Jiang Qin, Jin Min
College of Computer Science and Electronic Engineering, Hunan University, Changsha, China.
Front Genet. 2021 Feb 26;12:629946. doi: 10.3389/fgene.2021.629946. eCollection 2021.
Exploring the molecular mechanisms of breast cancer is essential for the early prediction, diagnosis, and treatment of cancer patients. The large scale of data obtained from the high-throughput sequencing technology makes it difficult to identify the driver mutations and a minimal optimal set of genes that are critical to the classification of cancer. In this study, we propose a novel method without any prior information to identify mutated genes associated with breast cancer. For the somatic mutation data, it is processed to a mutated matrix, from which the mutation frequency of each gene can be obtained. By setting a reasonable threshold for the mutation frequency, a mutated gene set is filtered from the mutated matrix. For the gene expression data, it is used to generate the gene expression matrix, while the mutated gene set is mapped onto the matrix to construct a co-expression profile. In the stage of feature selection, we propose a staged feature selection algorithm, using fold change, false discovery rate to select differentially expressed genes, mutual information to remove the irrelevant and redundant features, and the embedded method based on gradient boosting decision tree with Bayesian optimization to obtain an optimal model. In the stage of evaluation, we propose a weighted metric to modify the traditional accuracy to solve the sample imbalance problem. We apply the proposed method to The Cancer Genome Atlas breast cancer data and identify a mutated gene set, among which the implicated genes are oncogenes or tumor suppressors previously reported to be associated with carcinogenesis. As a comparison with the integrative network, we also perform the optimal model on the individual gene expression and the gold standard PMA50. The results show that the integrative network outperforms the gene expression and PMA50 in the average of most metrics, which indicate the effectiveness of our proposed method by integrating multiple data sources, and can discover the associated mutated genes in breast cancer.

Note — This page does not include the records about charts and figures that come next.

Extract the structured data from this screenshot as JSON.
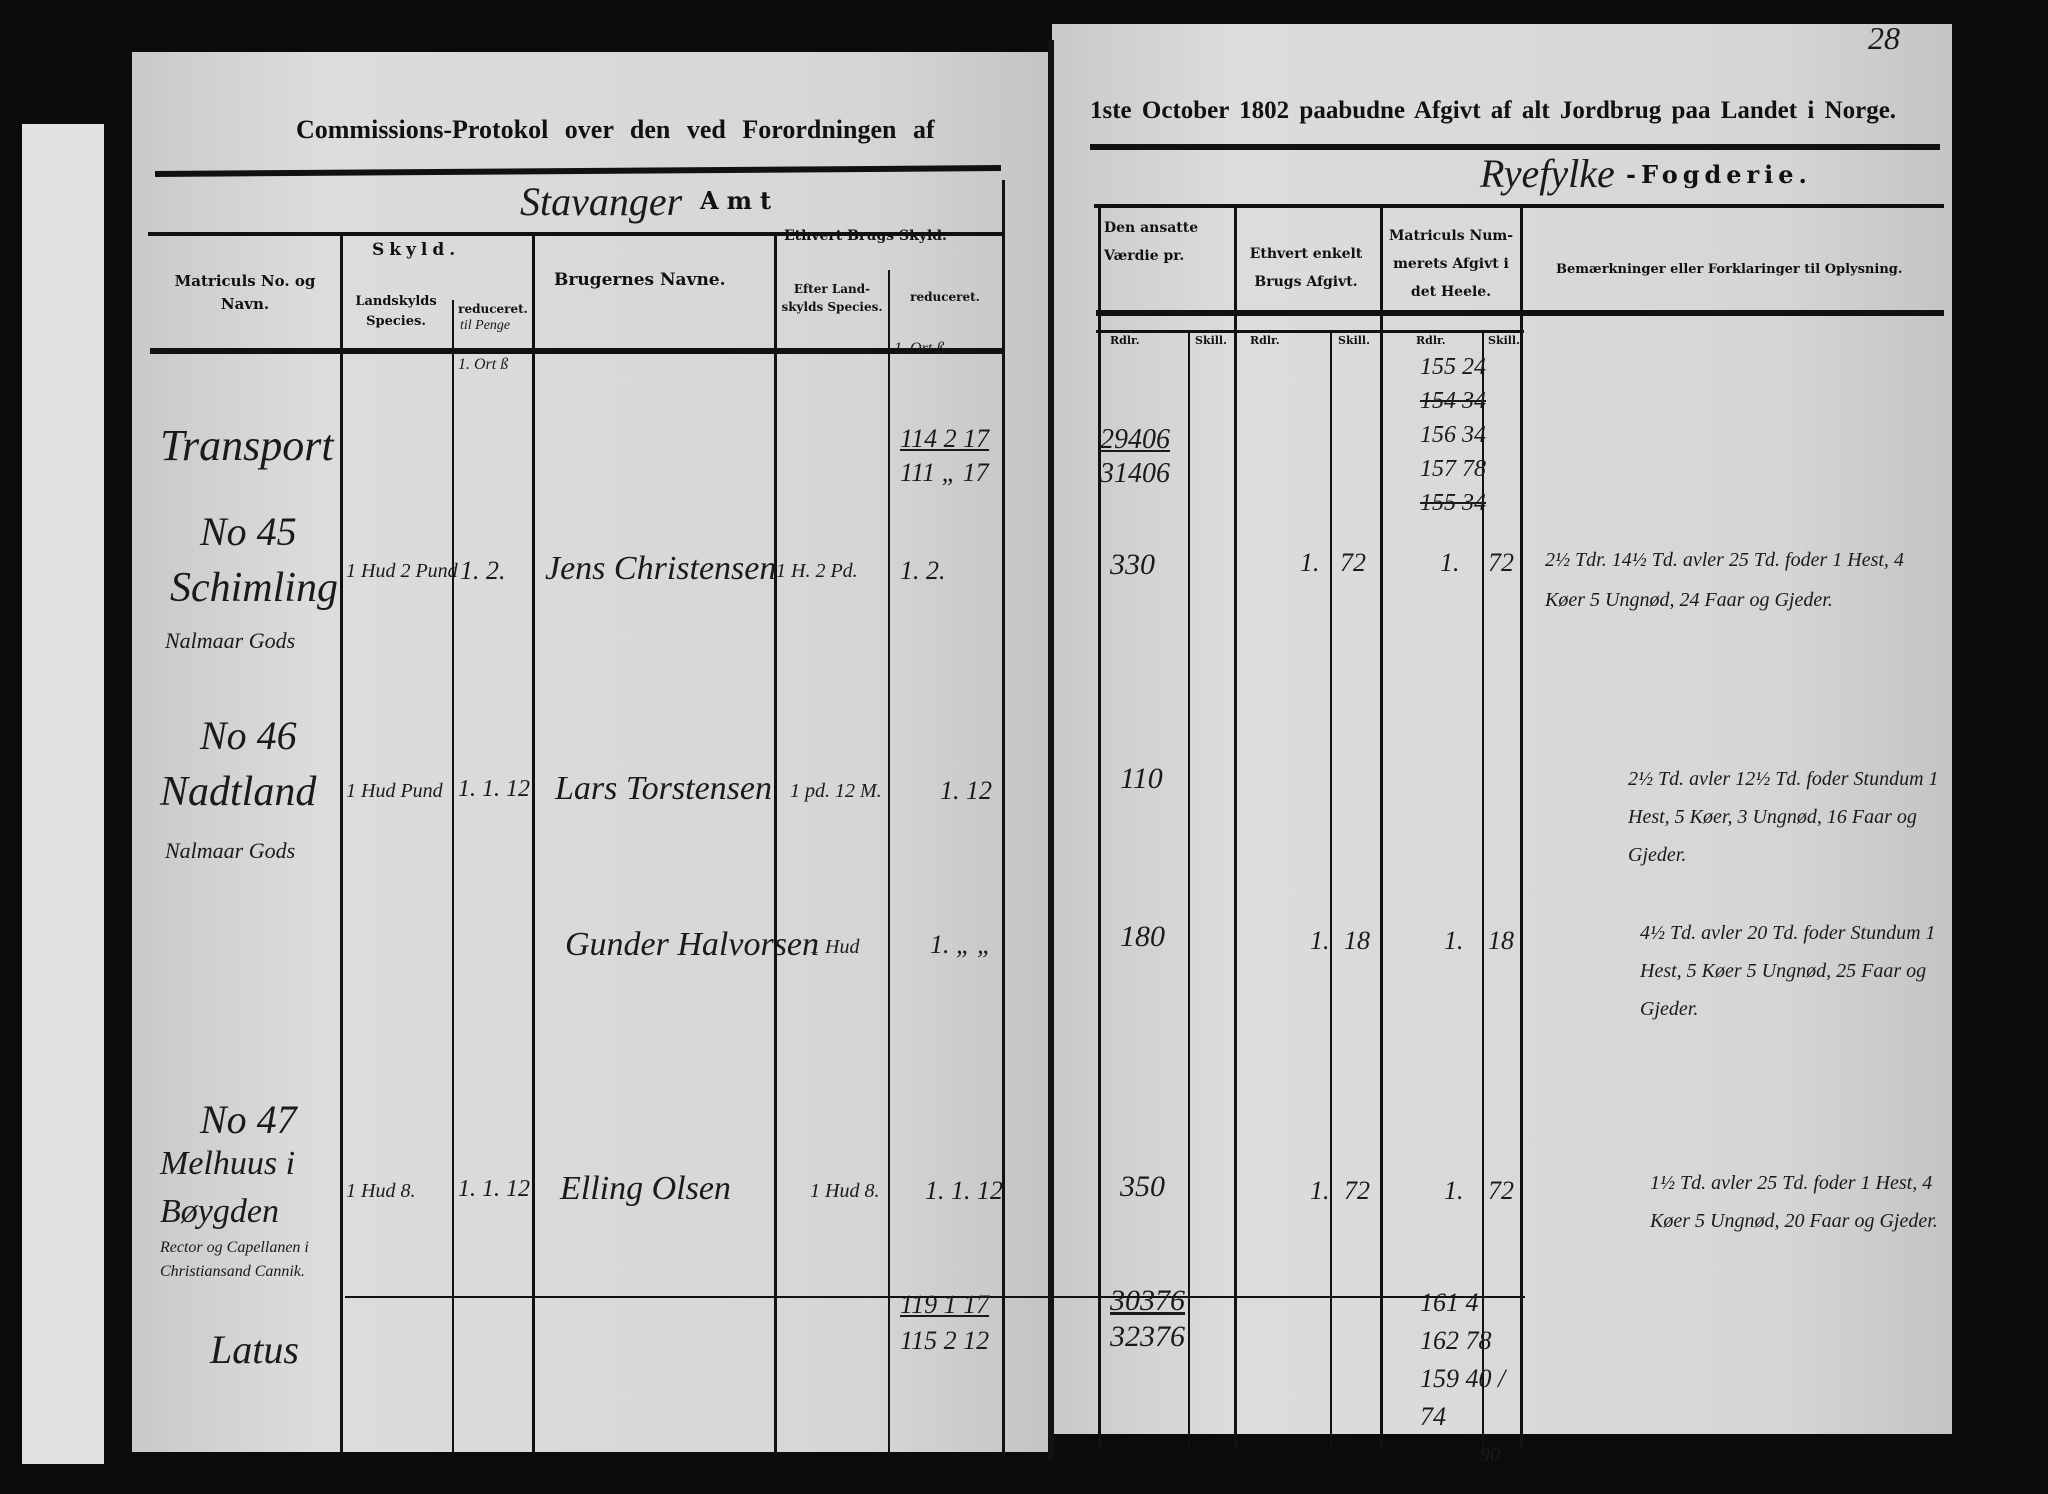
{
  "page_number": "28",
  "title_left": "Commissions-Protokol over den ved Forordningen af",
  "title_right": "1ste October 1802 paabudne Afgivt af alt Jordbrug paa Landet i Norge.",
  "amt": {
    "handwritten": "Stavanger",
    "printed": "Amt"
  },
  "fogderie": {
    "handwritten": "Ryefylke",
    "printed": "-Fogderie."
  },
  "headers": {
    "matricul": "Matriculs No. og Navn.",
    "skyld": "Skyld.",
    "landskyld_species": "Landskylds Species.",
    "reduceret": "reduceret.",
    "reduceret_hw": "til Penge",
    "brugernes_navne": "Brugernes Navne.",
    "ethvert_brugs_skyld": "Ethvert Brugs Skyld.",
    "efter_landskylds": "Efter Land-skylds Species.",
    "reduceret2": "reduceret.",
    "vaerdie": "Den ansatte Værdie pr.",
    "enkelt_afgivt": "Ethvert enkelt Brugs Afgivt.",
    "matricul_afgivt": "Matriculs Num-merets Afgivt i det Heele.",
    "bemaerkninger": "Bemærkninger eller Forklaringer til Oplysning.",
    "rdlr": "Rdlr.",
    "skill": "Skill."
  },
  "unit_row": {
    "left1": "1. Ort ß",
    "left2": "1. Ort ß"
  },
  "transport": {
    "label": "Transport",
    "skyld_a": "114 2 17",
    "skyld_b": "111 „ 17",
    "vaerdie_a": "29406",
    "vaerdie_b": "31406",
    "heele": [
      "155 24",
      "154 34",
      "156 34",
      "157 78",
      "155 34"
    ]
  },
  "entries": [
    {
      "no": "No 45",
      "name": "Schimling",
      "owner": "Nalmaar Gods",
      "landskyld": "1 Hud 2 Pund",
      "reduceret": "1. 2.",
      "bruger": "Jens Christensen",
      "efter": "1 H. 2 Pd.",
      "red2": "1. 2.",
      "vaerdie": "330",
      "afgivt_r": "1.",
      "afgivt_s": "72",
      "heele_r": "1.",
      "heele_s": "72",
      "remark": "2½ Tdr. 14½ Td. avler 25 Td. foder 1 Hest, 4 Køer 5 Ungnød, 24 Faar og Gjeder."
    },
    {
      "no": "No 46",
      "name": "Nadtland",
      "owner": "Nalmaar Gods",
      "landskyld": "1 Hud Pund",
      "reduceret": "1. 1. 12",
      "bruger": "Lars Torstensen",
      "efter": "1 pd. 12 M.",
      "red2": "1. 12",
      "vaerdie": "110",
      "afgivt_r": "",
      "afgivt_s": "",
      "heele_r": "",
      "heele_s": "",
      "remark": "2½ Td. avler 12½ Td. foder Stundum 1 Hest, 5 Køer, 3 Ungnød, 16 Faar og Gjeder."
    },
    {
      "no": "",
      "name": "",
      "owner": "",
      "landskyld": "",
      "reduceret": "",
      "bruger": "Gunder Halvorsen",
      "efter": "1 Hud",
      "red2": "1. „ „",
      "vaerdie": "180",
      "afgivt_r": "1.",
      "afgivt_s": "18",
      "heele_r": "1.",
      "heele_s": "18",
      "remark": "4½ Td. avler 20 Td. foder Stundum 1 Hest, 5 Køer 5 Ungnød, 25 Faar og Gjeder."
    },
    {
      "no": "No 47",
      "name": "Melhuus i Bøygden",
      "owner": "Rector og Capellanen i Christiansand Cannik.",
      "landskyld": "1 Hud 8.",
      "reduceret": "1. 1. 12",
      "bruger": "Elling Olsen",
      "efter": "1 Hud 8.",
      "red2": "1. 1. 12",
      "vaerdie": "350",
      "afgivt_r": "1.",
      "afgivt_s": "72",
      "heele_r": "1.",
      "heele_s": "72",
      "remark": "1½ Td. avler 25 Td. foder 1 Hest, 4 Køer 5 Ungnød, 20 Faar og Gjeder."
    }
  ],
  "latus": {
    "label": "Latus",
    "skyld_a": "119 1 17",
    "skyld_b": "115 2 12",
    "vaerdie_a": "30376",
    "vaerdie_b": "32376",
    "heele": [
      "161 4",
      "162 78",
      "159 40 / 74",
      "90"
    ]
  }
}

探索乳腺癌的分子机制对于癌症患者的早期预测、诊断和治疗至关重要。从高通量测序技术获得的大规模数据使得识别驱动突变以及对癌症分类至关重要的最小最优基因集变得困难。在本研究中,我们提出了一种无需任何先验信息的新方法来识别与乳腺癌相关的突变基因。对于体细胞突变数据,将其处理为突变矩阵,从中可以获得每个基因的突变频率。通过为突变频率设置合理的阈值,从突变矩阵中筛选出突变基因集。对于基因表达数据,用其生成基因表达矩阵,同时将突变基因集映射到该矩阵上以构建共表达谱。在特征选择阶段,我们提出了一种分阶段特征选择算法,使用倍数变化、错误发现率来选择差异表达基因,互信息来去除不相关和冗余特征,以及基于梯度提升决策树和贝叶斯优化的嵌入式方法来获得最优模型。在评估阶段,我们提出了一种加权度量来修正传统准确率以解决样本不平衡问题。我们将所提出的方法应用于癌症基因组图谱乳腺癌数据,并识别出一个突变基因集,其中涉及的基因是先前报道与致癌作用相关的癌基因或肿瘤抑制基因。作为与整合网络的比较,我们还在个体基因表达和金标准PMA50上执行最优模型。结果表明,在大多数指标的平均值上,整合网络优于基因表达和PMA50,这表明我们所提出的通过整合多个数据源的方法是有效的,并且能够发现乳腺癌中相关的突变基因。